La présidence française du Conseil de l’Union européenne, un tournant décisif pour l’Europe spatiale

Dans un paysage spatial bouleversé par de nouveaux acteurs publics et privés, marqué par de nouveaux risques pour notre souveraineté et par des ruptures technologiques, l’Europe doit élaborer rapidement une stratégie ambitieuse.

French President of the European Affairs commission of the National Assembly Sabine Thillaye
Sabine Thillaye est une députée française (MoDem) et la présidente de la commission des Affaires européennes à l'Assemblée nationale.  [ CHRISTOPHE PETIT TESSON/EPA]

L’année 2022 sera décisive pour le futur de l’Europe spatiale. Dans un paysage spatial bouleversé par de nouveaux acteurs publics et privés, marqué par de nouveaux risques pour notre souveraineté et par des ruptures technologiques, l’Europe doit élaborer rapidement une stratégie ambitieuse. Alors que la France assure la présidence du Conseil de l’Union européenne et la co-présidence du Conseil de l’Agence spatiale européenne (ESA), sa responsabilité est grande.

Sabine Thillaye est une députée française (MoDem) et la présidente de la commission des Affaires européennes à l’Assemblée nationale. 

La future stratégie européenne devra accorder une place particulière aux questions de défense et de sécurité.
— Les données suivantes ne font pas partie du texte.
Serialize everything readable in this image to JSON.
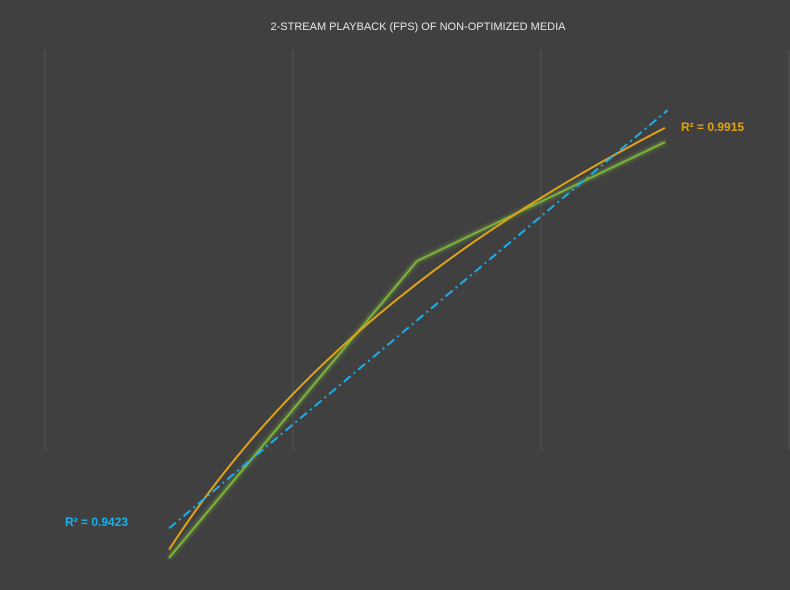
{
  "chart_data": {
    "type": "line",
    "title": "2-STREAM PLAYBACK (FPS) OF NON-OPTIMIZED MEDIA",
    "categories": [
      null,
      null,
      null
    ],
    "series": [
      {
        "color": "#7cb23a",
        "values": [
          2.3,
          59.4,
          82.3
        ]
      }
    ],
    "ylim": [
      0,
      100
    ],
    "grid": true,
    "trendlines": [
      {
        "type": "log",
        "color": "#e0a318",
        "label": "R² = 0.9915"
      },
      {
        "type": "linear",
        "color": "#1ab0ec",
        "label": "R² = 0.9423"
      }
    ]
  }
}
Si traditionnellement les activités spatiales militaires relèvent du domaine national, la France ayant par exemple créé un Commandement de l’espace en 2019, les moyens déployés à l’échelle nationale ne sont pas suffisants face aux autres puissances spatiales, dans un contexte de saturation des orbites terrestres basses. L’autonomie européenne en matière de surveillance des activités spatiales et de suivi des débris spatiaux doit ainsi être garantie, à l’heure où elle dépend encore trop souvent des outils américains. Elle pourrait l’être par le renforcement du nouveau programme de surveillance spatiale de l’ESA (SSA).

L’Europe doit également poursuivre le développement de satellites militaires pour mieux sécuriser ses communications critiques. Ces mesures ne peuvent toutefois être effectives que dans le cadre d’une coopération européenne approfondie. Tandis que l’ESA s’est construite autour d’un projet avant tout civil et scientifique, l’Europe est appelée à devenir aujourd’hui un acteur majeur en matière de défense spatiale, seul à même de garantir notre souveraineté.

Pour autant, le rôle de l’Europe spatiale ne se limite pas à la défense et à la sécurité. L’espace occupe en réalité une part croissante du quotidien des citoyens français et européens.

L’Europe doit donc rester en pointe en matière de technologies spatiales et numériques et en ce qui concerne leurs applications, qui sont toujours plus nombreuses. Elle doit capitaliser sur ses succès, comme le système européen de géolocalisation Galileo, qui est le système le plus précis au monde et facilite le quotidien de plus de 2,3 milliards d’usagers. Le programme Copernicus, qui permet l’observation et la surveillance de la Terre à l’aide de ses satellites, par exemple en matière de qualité de l’air ou de montée des océans, sera pour sa part toujours plus essentiel dans la lutte contre le dérèglement climatique.

Dès à présent, les technologies spatiales et numériques font évoluer nos modèles économiques, industriels et sociétaux, par exemple en renouvelant les pratiques agricoles vers une agriculture de précision.

Le secteur spatial devient ainsi toujours plus stratégique pour l’Europe et ses États, c’est pourquoi nous devons continuer à le soutenir politiquement et financièrement pour éviter toute relégation. Il s’agit d’abord de préserver notre autonomie et notre souveraineté dans une zone plus conflictuelle que jamais, mais aussi de tirer parti des meilleures technologies spatiales en continuant à entreprendre des projets aussi ambitieux qu’Ariane 6, dont le premier lancement devrait intervenir d’ici la fin de l’année à Kourou.

Dans un environnement concurrentiel à nouveau dominé par les États-Unis, l’Europe se réorganise et met en œuvre plusieurs initiatives visant à bâtir un New Space européen innovant, comme la création du fonds Cassini doté d’un milliard d’euros destiné à soutenir les startups du secteur spatial, ou le développement à venir de micro-lanceurs et d’une constellation de satellites européenne. Ces initiatives sont cruciales pour garantir la compétitivité et la vitalité de notre industrie spatiale, si importante pour nous tous. 

En donnant une impulsion forte à ces projets et en faisant mieux connaître l’Europe spatiale aux citoyens, la présidence française est une occasion précieuse de définir une feuille de route concrète et ambitieuse pour l’Europe spatiale de demain.